The Widmar company, which manufactures panels in Ohio and Asia, benefits from a different technology from the silicon-based products that dominate the market. As a result, solar developers have increasingly sought out First Solar panels, which are not subject to tariffs.

First Solar will not build its next plant in the United States, Widmar said, calling the Biden administration’s efforts to boost solar manufacturing insufficient.

“If the actions taken by the administration created momentum, you would see that in the market, you would see announcements made for new factories,” he said.

“Instead, you see the opposite,” Widmar added, pointing to the closure this year of LG’s solar plant in Alabama.

The Biden administration has said it wants clean energy technology to be produced domestically and last week announced $56 million in new funding aimed at boosting domestic manufacturing.

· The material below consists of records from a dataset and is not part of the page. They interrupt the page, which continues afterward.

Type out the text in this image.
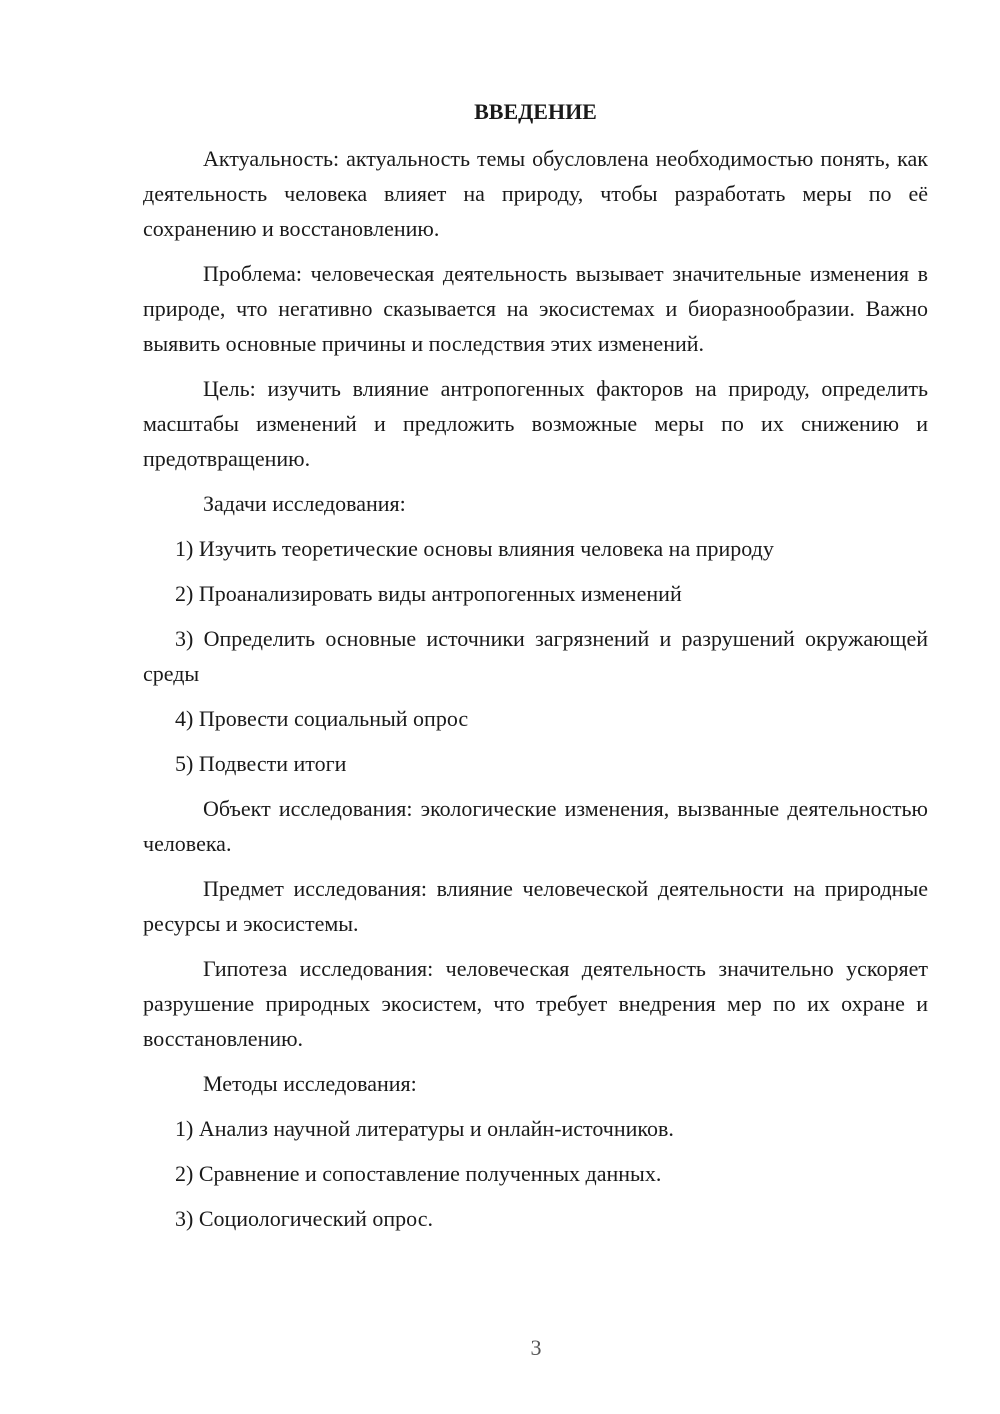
ВВЕДЕНИЕ

Актуальность: актуальность темы обусловлена необходимостью понять, как деятельность человека влияет на природу, чтобы разработать меры по её сохранению и восстановлению.

Проблема: человеческая деятельность вызывает значительные изменения в природе, что негативно сказывается на экосистемах и биоразнообразии. Важно выявить основные причины и последствия этих изменений.

Цель: изучить влияние антропогенных факторов на природу, определить масштабы изменений и предложить возможные меры по их снижению и предотвращению.

Задачи исследования:

1) Изучить теоретические основы влияния человека на природу

2) Проанализировать виды антропогенных изменений

3) Определить основные источники загрязнений и разрушений окружающей среды

4) Провести социальный опрос

5) Подвести итоги

Объект исследования: экологические изменения, вызванные деятельностью человека.

Предмет исследования: влияние человеческой деятельности на природные ресурсы и экосистемы.

Гипотеза исследования: человеческая деятельность значительно ускоряет разрушение природных экосистем, что требует внедрения мер по их охране и восстановлению.

Методы исследования:

1) Анализ научной литературы и онлайн-источников.

2) Сравнение и сопоставление полученных данных.

3) Социологический опрос.

3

In June, Biden also invoked the Defense Production Act to boost home solar manufacturing.

Widmar said those efforts “were not going to move the needle.”

About 90% of US solar panels are made overseas. Most of the industry’s raw material, polysilicon, is produced in China.

Project developers are increasingly recognizing that reliance on China is a major vulnerability to the industry’s long-term ambitions, Widmar said, pointing to the growing demand his company has seen this year.

“We’re going to be nearly complete through 2026 by the end of this year,” he said.

First Solar has been talking with project developers about ways to collaborate to solve the problem, possibly by jointly investing in new manufacturing. The two branches of industry have often found themselves at odds in policy debates, such as import tariffs.

“I’m a little worried that we’re missing a window of opportunity here for American manufacturing that we may never get back.”

Shares of First Solar closed at $67 Monday on the Nasdaq, up 2.6%.